The archive and the archiving body
Based on this analysis, the computer files that make up the Archive can be broadly split into three categories (Table 1) which are further discussed in the Archive files section.
- (i) Geophysics data that were collected in the field, then processed and analysed (The life of geophysical data). These consist of working files in proprietary formats, preservation files that were exported so they can be migrated by an Archiving Body, and image files for quick browsing.
- (ii) Project material, consisting of additional files that are relevant to the overall project. These may comprise of project field notes (e.g. as pdf) and the final report, which should be written according to accepted guidelines (see The life of geophysical data).
- (iii) Project documentation that contains all the metadata, both for the geophysical data themselves (e.g. traverse spacing, grid size) and for the project overall (e.g. dates, personnel, weather). Conceptually it is useful to think of metadata as that component of the Archive that can be stored in a database.
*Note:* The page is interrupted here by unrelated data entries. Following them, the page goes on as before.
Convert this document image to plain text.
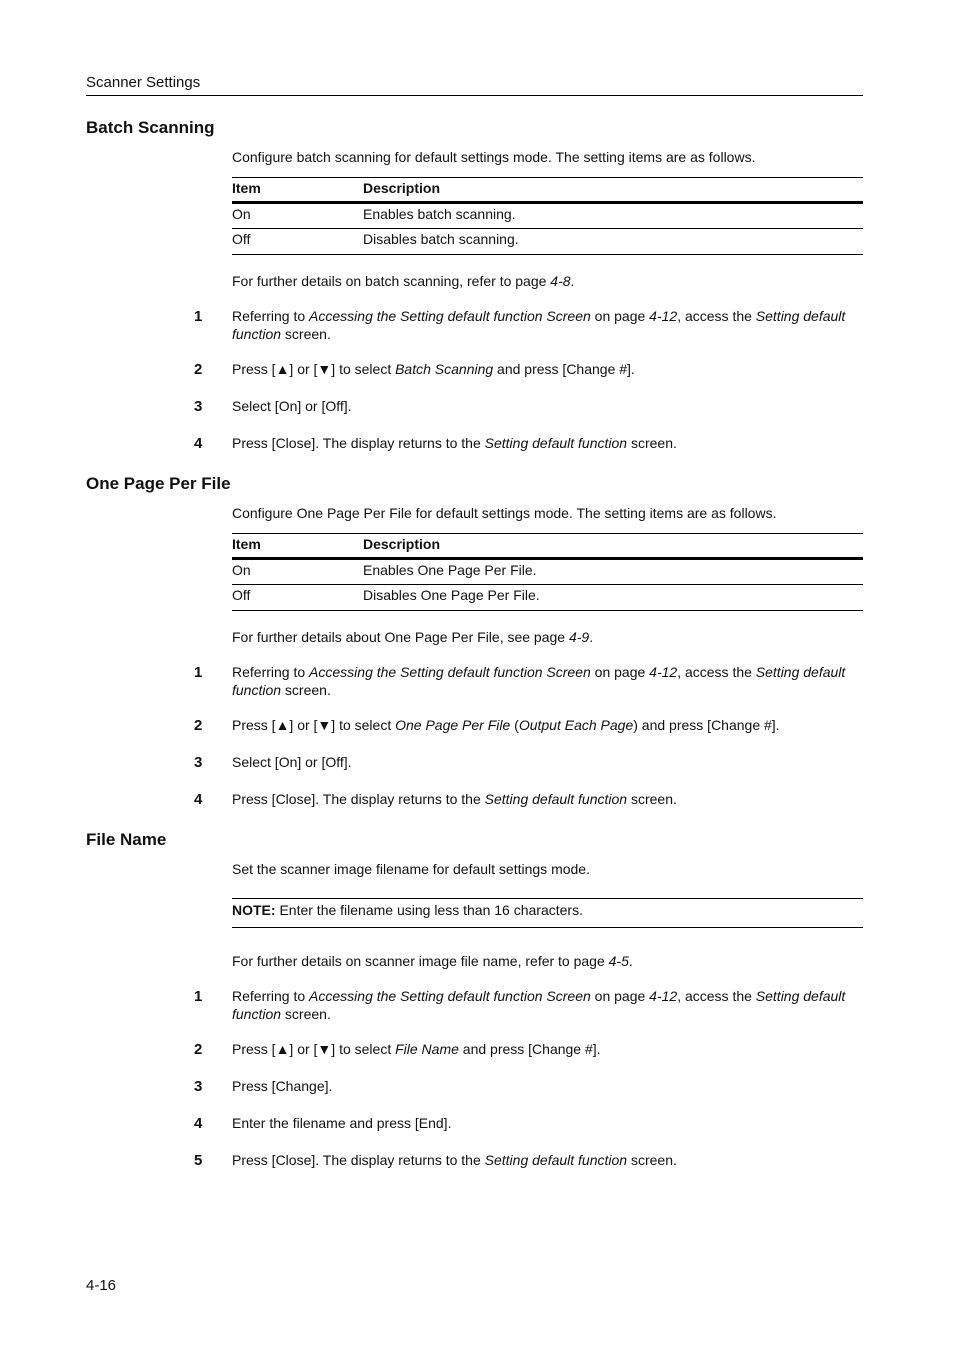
Scanner Settings
Batch Scanning
Configure batch scanning for default settings mode. The setting items are as follows.
Item	Description
On	Enables batch scanning.
Off	Disables batch scanning.
For further details on batch scanning, refer to page 4-8.
1	Referring to Accessing the Setting default function Screen on page 4-12, access the Setting default function screen.
2	Press [▲] or [▼] to select Batch Scanning and press [Change #].
3	Select [On] or [Off].
4	Press [Close]. The display returns to the Setting default function screen.
One Page Per File
Configure One Page Per File for default settings mode. The setting items are as follows.
Item	Description
On	Enables One Page Per File.
Off	Disables One Page Per File.
For further details about One Page Per File, see page 4-9.
1	Referring to Accessing the Setting default function Screen on page 4-12, access the Setting default function screen.
2	Press [▲] or [▼] to select One Page Per File (Output Each Page) and press [Change #].
3	Select [On] or [Off].
4	Press [Close]. The display returns to the Setting default function screen.
File Name
Set the scanner image filename for default settings mode.
NOTE: Enter the filename using less than 16 characters.
For further details on scanner image file name, refer to page 4-5.
1	Referring to Accessing the Setting default function Screen on page 4-12, access the Setting default function screen.
2	Press [▲] or [▼] to select File Name and press [Change #].
3	Press [Change].
4	Enter the filename and press [End].
5	Press [Close]. The display returns to the Setting default function screen.
4-16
In addition, information about georeferencing is crucial and is therefore listed here as a separate entity. The last part of the project documentation is the file description that outlines how the files are arranged in the Archive (e.g. using a sophisticated folder structure) and what naming conventions were used.
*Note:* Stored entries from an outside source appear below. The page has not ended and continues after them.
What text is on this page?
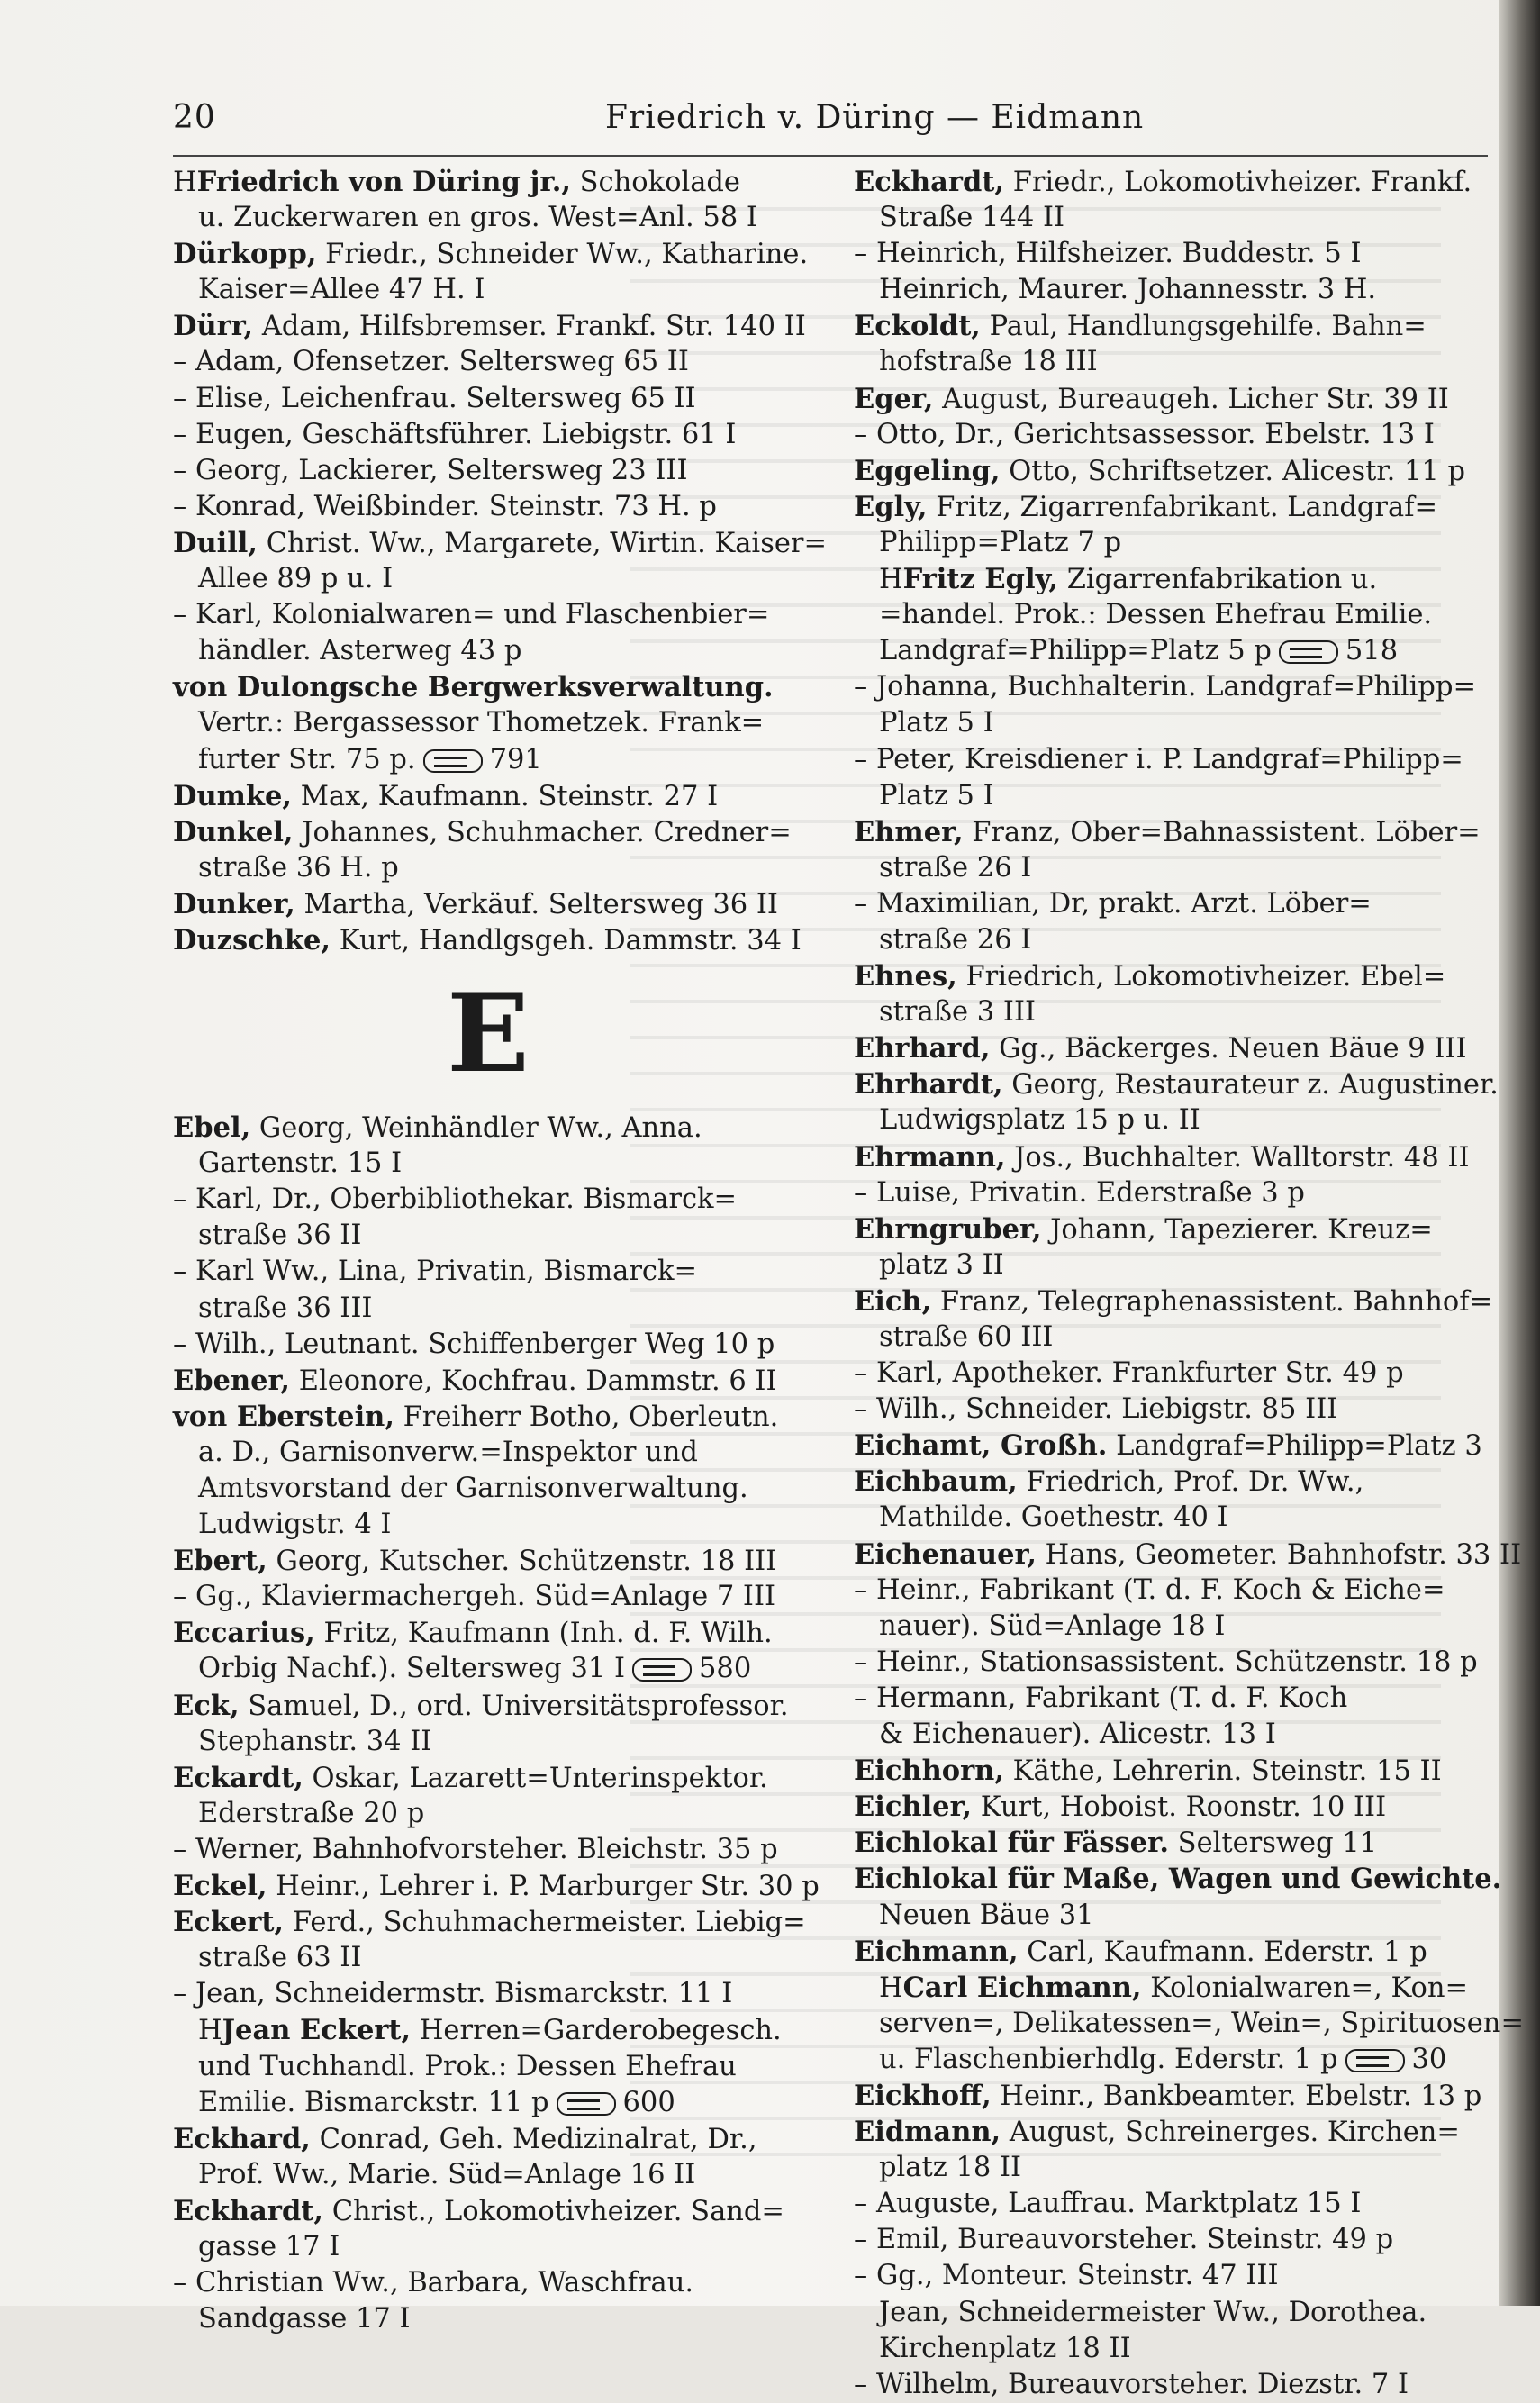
20	Friedrich v. Düring — Eidmann
HFriedrich von Düring jr., Schokolade
u. Zuckerwaren en gros. West=Anl. 58 I
Dürkopp, Friedr., Schneider Ww., Katharine.
Kaiser=Allee 47 H. I
Dürr, Adam, Hilfsbremser. Frankf. Str. 140 II
– Adam, Ofensetzer. Seltersweg 65 II
– Elise, Leichenfrau. Seltersweg 65 II
– Eugen, Geschäftsführer. Liebigstr. 61 I
– Georg, Lackierer, Seltersweg 23 III
– Konrad, Weißbinder. Steinstr. 73 H. p
Duill, Christ. Ww., Margarete, Wirtin. Kaiser=
Allee 89 p u. I
– Karl, Kolonialwaren= und Flaschenbier=
händler. Asterweg 43 p
von Dulongsche Bergwerksverwaltung.
Vertr.: Bergassessor Thometzek. Frank=
furter Str. 75 p.	791
Dumke, Max, Kaufmann. Steinstr. 27 I
Dunkel, Johannes, Schuhmacher. Credner=
straße 36 H. p
Dunker, Martha, Verkäuf. Seltersweg 36 II
Duzschke, Kurt, Handlgsgeh. Dammstr. 34 I
E
Ebel, Georg, Weinhändler Ww., Anna.
Gartenstr. 15 I
– Karl, Dr., Oberbibliothekar. Bismarck=
straße 36 II
– Karl Ww., Lina, Privatin, Bismarck=
straße 36 III
– Wilh., Leutnant. Schiffenberger Weg 10 p
Ebener, Eleonore, Kochfrau. Dammstr. 6 II
von Eberstein, Freiherr Botho, Oberleutn.
a. D., Garnisonverw.=Inspektor und
Amtsvorstand der Garnisonverwaltung.
Ludwigstr. 4 I
Ebert, Georg, Kutscher. Schützenstr. 18 III
– Gg., Klaviermachergeh. Süd=Anlage 7 III
Eccarius, Fritz, Kaufmann (Inh. d. F. Wilh.
Orbig Nachf.). Seltersweg 31 I	580
Eck, Samuel, D., ord. Universitätsprofessor.
Stephanstr. 34 II
Eckardt, Oskar, Lazarett=Unterinspektor.
Ederstraße 20 p
– Werner, Bahnhofvorsteher. Bleichstr. 35 p
Eckel, Heinr., Lehrer i. P. Marburger Str. 30 p
Eckert, Ferd., Schuhmachermeister. Liebig=
straße 63 II
– Jean, Schneidermstr. Bismarckstr. 11 I
HJean Eckert, Herren=Garderobegesch.
und Tuchhandl. Prok.: Dessen Ehefrau
Emilie. Bismarckstr. 11 p	600
Eckhard, Conrad, Geh. Medizinalrat, Dr.,
Prof. Ww., Marie. Süd=Anlage 16 II
Eckhardt, Christ., Lokomotivheizer. Sand=
gasse 17 I
– Christian Ww., Barbara, Waschfrau.
Sandgasse 17 I
Eckhardt, Friedr., Lokomotivheizer. Frankf.
Straße 144 II
– Heinrich, Hilfsheizer. Buddestr. 5 I
Heinrich, Maurer. Johannesstr. 3 H.
Eckoldt, Paul, Handlungsgehilfe. Bahn=
hofstraße 18 III
Eger, August, Bureaugeh. Licher Str. 39 II
– Otto, Dr., Gerichtsassessor. Ebelstr. 13 I
Eggeling, Otto, Schriftsetzer. Alicestr. 11 p
Egly, Fritz, Zigarrenfabrikant. Landgraf=
Philipp=Platz 7 p
HFritz Egly, Zigarrenfabrikation u.
=handel. Prok.: Dessen Ehefrau Emilie.
Landgraf=Philipp=Platz 5 p	518
– Johanna, Buchhalterin. Landgraf=Philipp=
Platz 5 I
– Peter, Kreisdiener i. P. Landgraf=Philipp=
Platz 5 I
Ehmer, Franz, Ober=Bahnassistent. Löber=
straße 26 I
– Maximilian, Dr, prakt. Arzt. Löber=
straße 26 I
Ehnes, Friedrich, Lokomotivheizer. Ebel=
straße 3 III
Ehrhard, Gg., Bäckerges. Neuen Bäue 9 III
Ehrhardt, Georg, Restaurateur z. Augustiner.
Ludwigsplatz 15 p u. II
Ehrmann, Jos., Buchhalter. Walltorstr. 48 II
– Luise, Privatin. Ederstraße 3 p
Ehrngruber, Johann, Tapezierer. Kreuz=
platz 3 II
Eich, Franz, Telegraphenassistent. Bahnhof=
straße 60 III
– Karl, Apotheker. Frankfurter Str. 49 p
– Wilh., Schneider. Liebigstr. 85 III
Eichamt, Großh. Landgraf=Philipp=Platz 3
Eichbaum, Friedrich, Prof. Dr. Ww.,
Mathilde. Goethestr. 40 I
Eichenauer, Hans, Geometer. Bahnhofstr. 33 II
– Heinr., Fabrikant (T. d. F. Koch & Eiche=
nauer). Süd=Anlage 18 I
– Heinr., Stationsassistent. Schützenstr. 18 p
– Hermann, Fabrikant (T. d. F. Koch
& Eichenauer). Alicestr. 13 I
Eichhorn, Käthe, Lehrerin. Steinstr. 15 II
Eichler, Kurt, Hoboist. Roonstr. 10 III
Eichlokal für Fässer. Seltersweg 11
Eichlokal für Maße, Wagen und Gewichte.
Neuen Bäue 31
Eichmann, Carl, Kaufmann. Ederstr. 1 p
HCarl Eichmann, Kolonialwaren=, Kon=
serven=, Delikatessen=, Wein=, Spirituosen=
u. Flaschenbierhdlg. Ederstr. 1 p	30
Eickhoff, Heinr., Bankbeamter. Ebelstr. 13 p
Eidmann, August, Schreinerges. Kirchen=
platz 18 II
– Auguste, Lauffrau. Marktplatz 15 I
– Emil, Bureauvorsteher. Steinstr. 49 p
– Gg., Monteur. Steinstr. 47 III
Jean, Schneidermeister Ww., Dorothea.
Kirchenplatz 18 II
– Wilhelm, Bureauvorsteher. Diezstr. 7 I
|Geophysics data||working files|
|Project material||project notes|
|Project documentation||geophysics metadata|
Table 1: Individual components of the Archive
Once the Archive is formed, it can be deposited to an Archiving Body. Some Archiving Bodies may have particular requirements for the folder structure of archives that they ‘ingest’ and this will have to be taken into account before the Archive can be deposited. There may even be cases where the Archive’s layout that appears most appropriate for the geophysical data and the project are incompatible with the requirements of the Archiving Body and compromises will have to be found. Given the comprehensive project documentation that will have been prepared as part of the Archive it is relatively easy to extract the metadata that a particular Archiving Body requires for their own system. Regrettably, this in many cases is still a manual process (e.g. for OASIS) and solutions will have to be found, possibly based on specific XML schemata.
Not all Archiving Bodies have the same functionality and several broad types can be distinguished.
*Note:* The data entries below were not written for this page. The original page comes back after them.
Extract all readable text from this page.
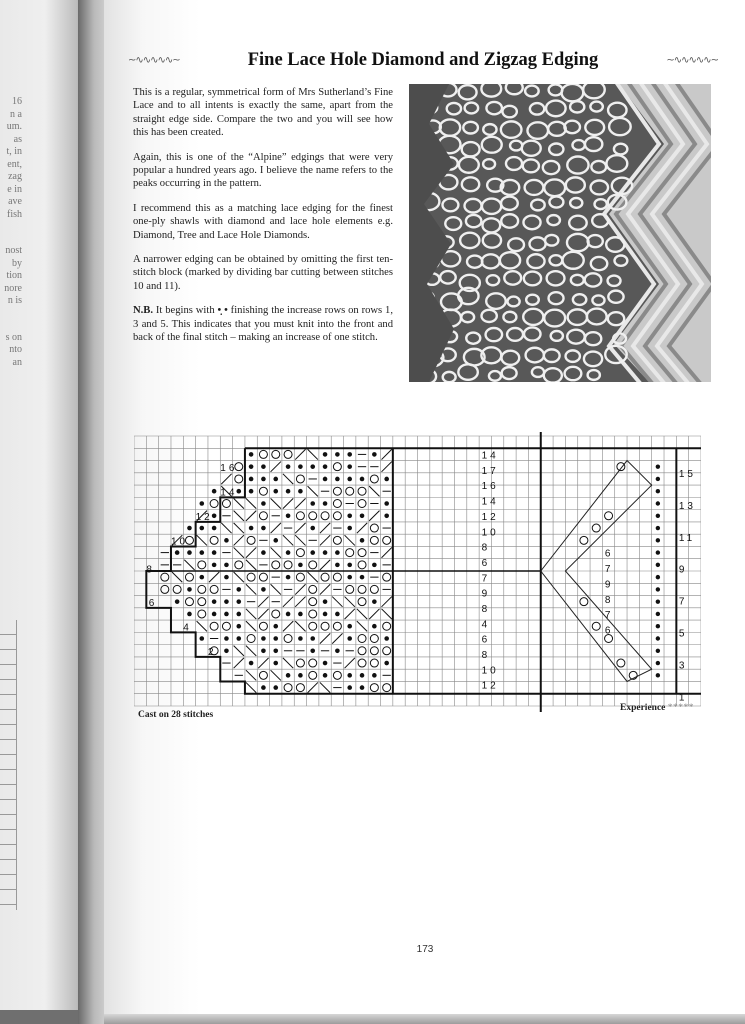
16
n a
um.
as
t, in
ent,
zag
e in
ave
fish
nost
by
tion
nore
n is
s on
nto
an
~∿∿∿∿∿~	Fine Lace Hole Diamond and Zigzag Edging	~∿∿∿∿∿~

This is a regular, symmetrical form of Mrs Sutherland’s Fine Lace and to all intents is exactly the same, apart from the straight edge side. Compare the two and you will see how this has been created.

Again, this is one of the “Alpine” edgings that were very popular a hundred years ago. I believe the name refers to the peaks occurring in the pattern.

I recommend this as a matching lace edging for the finest one-ply shawls with diamond and lace hole elements e.g. Diamond, Tree and Lace Hole Diamonds.

A narrower edging can be obtained by omitting the first ten-stitch block (marked by dividing bar cutting between stitches 10 and 11).

N.B. It begins with •̣ • finishing the increase rows on rows 1, 3 and 5. This indicates that you must knit into the front and back of the final stitch – making an increase of one stitch.

16
14
12
10
8
6
4
2
15
13
11
9
7
5
3
1
14
17
16
14
12
10
8
6
7
9
8
4
6
8
10
12
6
7
9
8
7
6
Cast on 28 stitches
Experience *****
173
- 1. In-House Archiving: a solution whereby the Archive, as a set of files or packed into a single zip/tar file, is maintained by a contractor or academic department themselves. It is essential to refresh the media regularly (e.g. create a new DVD copy every year, copy data to a new harddrive) and keep equivalent copies in different places. Each refresh should be checked for copy errors and labelled with a new refresh number. See also Planning for the Creation of Digital Data.
- 2. File Repository: a commercial storage facility to which the Archive is submitted, for example via the Internet, sometimes also referred to as ‘Cloud Storage’. The repository charges for the guaranteed long-term preservation of the Archive in its deposited form. Different access agreements are possible (e.g. only the depositor, or other parties with appropriate access credentials). The repository will have mechanisms in place to regularly refresh the Archive and keep copies in safe and secure locations.
- 3. Managed Archiving: in addition to a file repository, this is providing migration and indexing of the content of the Archive. For this, the preservation files from the Archive are noted and regularly migrated to new formats as standards evolve. In addition, a subset of the metadata is used to describe the Archive and thereby make it part of the overall body of material held by this Archiving Body.
- 4. Accessible Archiving: making a managed archive available to other users, usually over the Internet. This can be through a simple web interface or via some data interchange standards. Access agreements and policies are usually drawn up by the Archiving Body upon deposition of the Archive to specify who can access what parts of the Archive. Often only the preservation files are made accessible as they do not require specialised software. The difficulties related to access rights for different user groups and the granularity of file access were noted above (Issues when archiving).
These types of Archiving Bodies are not mutually exclusive; for example In-House Archiving may be complemented by an automatically updated File Repository or Accessible Archiving may host some of its Archives only through Managed Archiving. Nevertheless, one major distinction remains with regards to the treatment of the deposited Archive. File archiving (types one and two) is static and does not make any changes to the files that form the Archive, it simply preserves them. In contrast, information archiving (types 3 and 4) attempts to maintain the information captured in the data files, for example by using preservation formats and migrating the files regularly. Clearly, there is a considerable range of functions that Archiving Bodies can offer and the associated costs are linked to their level of service.